Read Luke 16:19-31 and Mark 9:42-49
I don’t remember a lot of firsts in my life like learning to read, walk, sing, ride a bike or swim. To me, I have always been able to do those things. Likewise, I don’t remember not being able to talk to God. I’ve prayed for friends who were hurting or for God to give me strength to get through tough times since I was little. As a young child, I remember talking to God many times while riding my bike up and down a side street in our neighborhood.
Through the years, our conversations have gotten more complex, along with my professional, financial and parental worries.
Talking to Him and feeling His presence with me has always brought me comfort and assurance that, no matter what, He would be right beside me.
Sometimes He would ask me to do things. Sometimes I would question the reason or my abilities, but He always came through and equipped me for whatever I needed to complete the task.
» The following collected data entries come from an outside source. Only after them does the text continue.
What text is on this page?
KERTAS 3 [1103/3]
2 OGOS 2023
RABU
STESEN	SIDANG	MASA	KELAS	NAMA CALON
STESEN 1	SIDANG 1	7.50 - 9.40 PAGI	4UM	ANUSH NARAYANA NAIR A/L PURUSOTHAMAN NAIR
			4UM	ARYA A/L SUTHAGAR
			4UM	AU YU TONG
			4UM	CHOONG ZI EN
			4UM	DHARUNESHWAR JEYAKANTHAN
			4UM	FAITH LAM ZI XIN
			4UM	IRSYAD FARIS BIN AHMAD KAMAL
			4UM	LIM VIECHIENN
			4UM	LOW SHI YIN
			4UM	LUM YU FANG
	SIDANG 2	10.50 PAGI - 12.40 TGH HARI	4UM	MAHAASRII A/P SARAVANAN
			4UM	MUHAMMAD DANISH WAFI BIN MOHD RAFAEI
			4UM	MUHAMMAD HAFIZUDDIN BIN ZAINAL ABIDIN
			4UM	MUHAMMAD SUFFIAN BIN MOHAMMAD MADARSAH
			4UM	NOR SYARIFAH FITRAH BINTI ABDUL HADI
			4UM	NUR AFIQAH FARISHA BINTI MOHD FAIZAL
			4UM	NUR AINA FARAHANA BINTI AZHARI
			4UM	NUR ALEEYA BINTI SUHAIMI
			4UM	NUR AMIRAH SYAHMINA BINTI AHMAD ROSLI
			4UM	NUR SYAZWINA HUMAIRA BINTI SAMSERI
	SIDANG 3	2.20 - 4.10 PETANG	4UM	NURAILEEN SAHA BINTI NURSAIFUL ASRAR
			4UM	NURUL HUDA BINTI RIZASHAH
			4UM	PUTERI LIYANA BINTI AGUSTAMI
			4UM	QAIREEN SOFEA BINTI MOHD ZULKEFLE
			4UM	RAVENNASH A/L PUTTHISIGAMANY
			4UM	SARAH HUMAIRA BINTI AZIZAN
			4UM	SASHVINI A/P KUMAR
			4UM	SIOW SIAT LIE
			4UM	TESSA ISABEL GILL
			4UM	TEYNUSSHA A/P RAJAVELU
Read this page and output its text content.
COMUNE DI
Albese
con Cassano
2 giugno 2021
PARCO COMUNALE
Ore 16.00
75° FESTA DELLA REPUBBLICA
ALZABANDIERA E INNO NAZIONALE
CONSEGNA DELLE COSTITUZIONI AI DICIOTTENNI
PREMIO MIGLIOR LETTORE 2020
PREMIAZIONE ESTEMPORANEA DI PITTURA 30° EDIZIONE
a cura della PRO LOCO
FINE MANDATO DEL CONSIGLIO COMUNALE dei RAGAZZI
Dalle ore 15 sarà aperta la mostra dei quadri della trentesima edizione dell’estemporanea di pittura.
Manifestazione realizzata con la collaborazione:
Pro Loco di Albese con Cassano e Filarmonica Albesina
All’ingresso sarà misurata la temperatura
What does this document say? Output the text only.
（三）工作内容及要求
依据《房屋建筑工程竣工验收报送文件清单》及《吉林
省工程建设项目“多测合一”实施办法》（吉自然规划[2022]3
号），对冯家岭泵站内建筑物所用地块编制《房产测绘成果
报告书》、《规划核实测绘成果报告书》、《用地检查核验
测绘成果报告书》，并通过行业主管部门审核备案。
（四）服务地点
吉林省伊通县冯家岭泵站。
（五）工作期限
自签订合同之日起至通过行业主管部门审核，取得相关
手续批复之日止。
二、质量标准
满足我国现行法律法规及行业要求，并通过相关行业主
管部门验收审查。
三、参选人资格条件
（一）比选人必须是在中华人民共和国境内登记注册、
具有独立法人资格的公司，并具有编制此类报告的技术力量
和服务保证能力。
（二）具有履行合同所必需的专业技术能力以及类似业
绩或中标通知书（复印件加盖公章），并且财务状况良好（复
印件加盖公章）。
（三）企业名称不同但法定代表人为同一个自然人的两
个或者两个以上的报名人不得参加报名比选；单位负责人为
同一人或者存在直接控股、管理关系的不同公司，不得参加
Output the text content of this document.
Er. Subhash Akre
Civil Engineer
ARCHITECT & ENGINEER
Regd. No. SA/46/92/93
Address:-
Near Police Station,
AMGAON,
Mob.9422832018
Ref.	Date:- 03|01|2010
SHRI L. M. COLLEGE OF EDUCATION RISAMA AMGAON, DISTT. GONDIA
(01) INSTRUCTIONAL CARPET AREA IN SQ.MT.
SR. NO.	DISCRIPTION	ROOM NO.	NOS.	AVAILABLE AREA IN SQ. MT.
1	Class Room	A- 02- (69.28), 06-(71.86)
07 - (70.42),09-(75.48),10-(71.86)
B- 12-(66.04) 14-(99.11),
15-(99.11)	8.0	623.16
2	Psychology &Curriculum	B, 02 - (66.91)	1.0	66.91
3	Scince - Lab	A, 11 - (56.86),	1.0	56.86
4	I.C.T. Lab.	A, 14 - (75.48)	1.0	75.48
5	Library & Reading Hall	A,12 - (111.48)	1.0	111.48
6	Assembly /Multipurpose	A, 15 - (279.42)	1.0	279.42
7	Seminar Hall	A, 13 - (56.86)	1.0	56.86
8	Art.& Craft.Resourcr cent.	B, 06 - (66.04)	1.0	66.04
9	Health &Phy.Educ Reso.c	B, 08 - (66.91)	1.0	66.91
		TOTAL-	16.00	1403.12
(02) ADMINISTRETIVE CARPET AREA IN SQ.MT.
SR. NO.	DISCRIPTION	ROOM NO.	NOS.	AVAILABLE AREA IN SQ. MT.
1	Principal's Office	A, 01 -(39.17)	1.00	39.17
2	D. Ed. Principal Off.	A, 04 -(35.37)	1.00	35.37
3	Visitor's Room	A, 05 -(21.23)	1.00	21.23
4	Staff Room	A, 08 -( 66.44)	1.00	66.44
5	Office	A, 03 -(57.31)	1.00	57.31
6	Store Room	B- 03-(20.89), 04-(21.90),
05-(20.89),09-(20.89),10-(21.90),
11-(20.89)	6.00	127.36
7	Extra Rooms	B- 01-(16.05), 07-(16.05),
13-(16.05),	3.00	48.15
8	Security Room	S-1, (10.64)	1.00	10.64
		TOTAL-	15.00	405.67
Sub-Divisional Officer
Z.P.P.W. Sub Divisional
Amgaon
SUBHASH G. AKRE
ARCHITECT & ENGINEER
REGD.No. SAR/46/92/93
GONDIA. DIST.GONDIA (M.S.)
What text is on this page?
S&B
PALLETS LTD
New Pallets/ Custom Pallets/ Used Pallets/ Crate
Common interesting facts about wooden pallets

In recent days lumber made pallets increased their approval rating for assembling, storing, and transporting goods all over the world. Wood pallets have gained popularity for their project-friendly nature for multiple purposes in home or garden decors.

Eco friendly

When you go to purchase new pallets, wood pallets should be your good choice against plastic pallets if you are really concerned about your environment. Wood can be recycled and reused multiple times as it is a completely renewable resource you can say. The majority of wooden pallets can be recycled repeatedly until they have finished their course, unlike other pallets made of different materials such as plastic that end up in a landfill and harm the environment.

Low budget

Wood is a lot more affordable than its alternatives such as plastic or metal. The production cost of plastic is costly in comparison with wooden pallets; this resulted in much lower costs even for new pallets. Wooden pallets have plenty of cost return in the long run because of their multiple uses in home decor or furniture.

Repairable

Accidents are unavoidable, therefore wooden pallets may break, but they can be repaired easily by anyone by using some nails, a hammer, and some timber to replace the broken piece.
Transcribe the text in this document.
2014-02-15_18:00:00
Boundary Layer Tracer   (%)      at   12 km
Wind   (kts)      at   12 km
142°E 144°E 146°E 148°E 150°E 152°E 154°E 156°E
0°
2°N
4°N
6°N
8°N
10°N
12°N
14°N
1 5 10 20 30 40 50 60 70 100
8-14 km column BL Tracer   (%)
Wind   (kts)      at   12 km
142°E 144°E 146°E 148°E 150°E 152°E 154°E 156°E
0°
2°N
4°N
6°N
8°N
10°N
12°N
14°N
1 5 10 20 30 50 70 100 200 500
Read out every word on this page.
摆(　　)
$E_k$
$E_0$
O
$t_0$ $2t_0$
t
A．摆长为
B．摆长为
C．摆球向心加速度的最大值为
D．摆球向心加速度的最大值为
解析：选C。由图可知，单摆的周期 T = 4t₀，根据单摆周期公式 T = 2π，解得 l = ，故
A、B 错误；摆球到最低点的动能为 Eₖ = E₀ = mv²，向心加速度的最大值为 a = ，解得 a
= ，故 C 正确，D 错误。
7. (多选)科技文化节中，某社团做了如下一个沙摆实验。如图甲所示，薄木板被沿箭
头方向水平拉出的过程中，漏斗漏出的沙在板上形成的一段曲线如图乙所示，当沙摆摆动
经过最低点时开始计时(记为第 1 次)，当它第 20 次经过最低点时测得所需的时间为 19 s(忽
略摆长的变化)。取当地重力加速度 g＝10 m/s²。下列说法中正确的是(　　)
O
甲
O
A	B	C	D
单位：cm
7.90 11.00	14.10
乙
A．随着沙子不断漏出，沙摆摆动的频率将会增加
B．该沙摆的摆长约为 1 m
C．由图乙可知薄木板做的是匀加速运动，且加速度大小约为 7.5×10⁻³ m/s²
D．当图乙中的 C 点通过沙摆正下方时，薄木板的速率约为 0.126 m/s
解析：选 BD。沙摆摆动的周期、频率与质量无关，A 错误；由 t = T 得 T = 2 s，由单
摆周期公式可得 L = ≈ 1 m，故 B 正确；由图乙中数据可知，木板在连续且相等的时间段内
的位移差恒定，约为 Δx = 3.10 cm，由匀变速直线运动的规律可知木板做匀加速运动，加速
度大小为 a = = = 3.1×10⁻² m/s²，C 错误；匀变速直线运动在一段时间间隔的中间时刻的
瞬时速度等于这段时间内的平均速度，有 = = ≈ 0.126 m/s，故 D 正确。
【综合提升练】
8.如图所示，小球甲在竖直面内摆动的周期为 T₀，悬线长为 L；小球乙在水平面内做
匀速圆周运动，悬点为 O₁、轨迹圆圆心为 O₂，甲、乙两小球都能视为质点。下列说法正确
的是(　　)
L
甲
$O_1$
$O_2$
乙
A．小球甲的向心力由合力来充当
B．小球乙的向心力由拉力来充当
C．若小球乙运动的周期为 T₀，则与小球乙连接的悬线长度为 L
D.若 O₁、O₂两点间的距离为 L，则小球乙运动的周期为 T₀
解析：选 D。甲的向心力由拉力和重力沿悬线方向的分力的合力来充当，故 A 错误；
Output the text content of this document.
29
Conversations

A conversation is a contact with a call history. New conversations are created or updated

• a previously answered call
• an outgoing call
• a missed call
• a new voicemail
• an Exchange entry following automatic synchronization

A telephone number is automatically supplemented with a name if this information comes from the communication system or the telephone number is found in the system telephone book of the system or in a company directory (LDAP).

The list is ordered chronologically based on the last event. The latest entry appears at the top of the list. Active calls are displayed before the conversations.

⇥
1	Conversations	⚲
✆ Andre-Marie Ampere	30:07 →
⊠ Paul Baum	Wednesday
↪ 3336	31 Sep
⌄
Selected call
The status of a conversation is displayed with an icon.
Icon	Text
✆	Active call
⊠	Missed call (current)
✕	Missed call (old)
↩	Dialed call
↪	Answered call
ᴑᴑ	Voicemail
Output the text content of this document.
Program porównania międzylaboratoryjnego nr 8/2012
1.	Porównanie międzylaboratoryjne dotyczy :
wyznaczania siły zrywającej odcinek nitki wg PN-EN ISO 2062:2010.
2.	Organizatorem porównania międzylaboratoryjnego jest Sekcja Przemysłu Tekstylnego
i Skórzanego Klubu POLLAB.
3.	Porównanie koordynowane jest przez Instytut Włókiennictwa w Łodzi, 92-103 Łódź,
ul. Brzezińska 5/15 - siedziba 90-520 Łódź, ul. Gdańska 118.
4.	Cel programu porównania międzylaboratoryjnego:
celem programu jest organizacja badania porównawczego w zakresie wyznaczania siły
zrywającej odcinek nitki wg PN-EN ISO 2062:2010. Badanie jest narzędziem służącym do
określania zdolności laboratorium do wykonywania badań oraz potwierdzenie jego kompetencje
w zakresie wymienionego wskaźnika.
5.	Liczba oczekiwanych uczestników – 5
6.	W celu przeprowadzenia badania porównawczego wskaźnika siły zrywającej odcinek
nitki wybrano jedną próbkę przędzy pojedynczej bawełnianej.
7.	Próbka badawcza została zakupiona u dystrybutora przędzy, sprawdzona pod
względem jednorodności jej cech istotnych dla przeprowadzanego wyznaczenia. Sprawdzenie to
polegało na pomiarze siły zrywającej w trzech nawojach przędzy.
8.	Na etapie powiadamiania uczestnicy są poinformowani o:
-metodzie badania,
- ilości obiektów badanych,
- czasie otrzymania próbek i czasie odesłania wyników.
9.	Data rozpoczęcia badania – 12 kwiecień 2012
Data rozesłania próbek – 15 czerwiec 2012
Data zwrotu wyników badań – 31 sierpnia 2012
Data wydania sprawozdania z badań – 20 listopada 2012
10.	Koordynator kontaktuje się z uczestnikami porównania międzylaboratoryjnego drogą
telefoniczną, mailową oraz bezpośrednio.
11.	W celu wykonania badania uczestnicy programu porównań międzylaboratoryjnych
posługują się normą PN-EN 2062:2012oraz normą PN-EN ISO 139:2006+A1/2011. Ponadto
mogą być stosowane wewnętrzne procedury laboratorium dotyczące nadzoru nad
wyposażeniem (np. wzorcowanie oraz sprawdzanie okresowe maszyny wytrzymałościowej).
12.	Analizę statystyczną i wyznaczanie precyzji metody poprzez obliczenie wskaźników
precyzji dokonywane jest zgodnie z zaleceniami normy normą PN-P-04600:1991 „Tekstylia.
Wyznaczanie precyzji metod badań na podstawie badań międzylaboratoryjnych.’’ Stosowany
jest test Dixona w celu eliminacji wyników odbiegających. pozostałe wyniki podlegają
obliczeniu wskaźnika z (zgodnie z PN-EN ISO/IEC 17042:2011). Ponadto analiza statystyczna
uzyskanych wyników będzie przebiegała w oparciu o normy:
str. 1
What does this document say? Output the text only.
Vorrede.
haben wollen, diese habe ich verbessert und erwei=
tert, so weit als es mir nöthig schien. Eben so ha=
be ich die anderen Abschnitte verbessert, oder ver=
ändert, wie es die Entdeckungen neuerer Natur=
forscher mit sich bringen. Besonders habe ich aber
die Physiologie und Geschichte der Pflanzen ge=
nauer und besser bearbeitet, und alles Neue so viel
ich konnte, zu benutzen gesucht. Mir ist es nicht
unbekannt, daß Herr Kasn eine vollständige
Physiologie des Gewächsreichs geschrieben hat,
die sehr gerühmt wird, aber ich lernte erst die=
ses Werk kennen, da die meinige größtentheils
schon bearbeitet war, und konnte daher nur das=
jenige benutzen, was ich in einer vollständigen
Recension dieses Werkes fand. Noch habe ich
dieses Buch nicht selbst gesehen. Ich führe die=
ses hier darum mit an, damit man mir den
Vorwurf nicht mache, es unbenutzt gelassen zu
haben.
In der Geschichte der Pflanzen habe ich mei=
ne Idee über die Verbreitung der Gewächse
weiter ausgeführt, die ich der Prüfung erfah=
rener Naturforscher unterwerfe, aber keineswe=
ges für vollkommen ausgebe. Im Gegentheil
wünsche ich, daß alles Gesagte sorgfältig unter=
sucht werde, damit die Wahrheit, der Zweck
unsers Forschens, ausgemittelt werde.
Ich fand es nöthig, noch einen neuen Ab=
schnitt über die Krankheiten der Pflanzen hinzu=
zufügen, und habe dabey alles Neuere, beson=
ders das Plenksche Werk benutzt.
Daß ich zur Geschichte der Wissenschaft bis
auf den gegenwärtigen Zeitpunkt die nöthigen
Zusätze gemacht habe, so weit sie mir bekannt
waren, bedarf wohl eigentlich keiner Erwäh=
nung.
One time, however, was different. I can’t remember what it was that God was urging me to do, but I do remember I was not eager to do it. Everywhere I turned He was reminding me of the task I did not want to do. If I turned on the TV, there it was. If I read a book, it would appear in the text. If I was talking to a friend, there it was again. I felt like I was in a bad Jim Carrey movie!
As I was driving to work one day, I turned on the radio and there it was again! I had had it! And without thinking I shouted, “God, just leave me alone!” Just that fast I shouted, ” NO!” Because right there on Oak Hill Road in Wooster, Ohio all alone in my car, I truly believe that God gave me a glimpse of what it would be like totally without God!
Oh, there weren’t any little men running around with pitch forks and with horns on their heads. I didn’t stick around long enough to feel the fire, but it was real!
It was just a total absence of God, and I couldn’t stand it for even a millisecond! There was total emptiness, total despair, total isolation rolled all into one.
How sad it is for people around us who don’t know God, who feel that emptiness, despair, and isolation every day here on Earth. Their financial condition has nothing to do with their “Heart for God” condition. I know some very financially poor people who are millionaires spiritually!
All the money in the world can’t buy you a ticket into heaven and spare you from hell’s fire. Like with the rich man in the passage, once you die, it is too late to change courses.
It is up to us to introduce people we meet to our God and His Son Jesus before it is too late!
Hell is more than a cuss word. It is a real place and you definitely don’t want to live there eternally!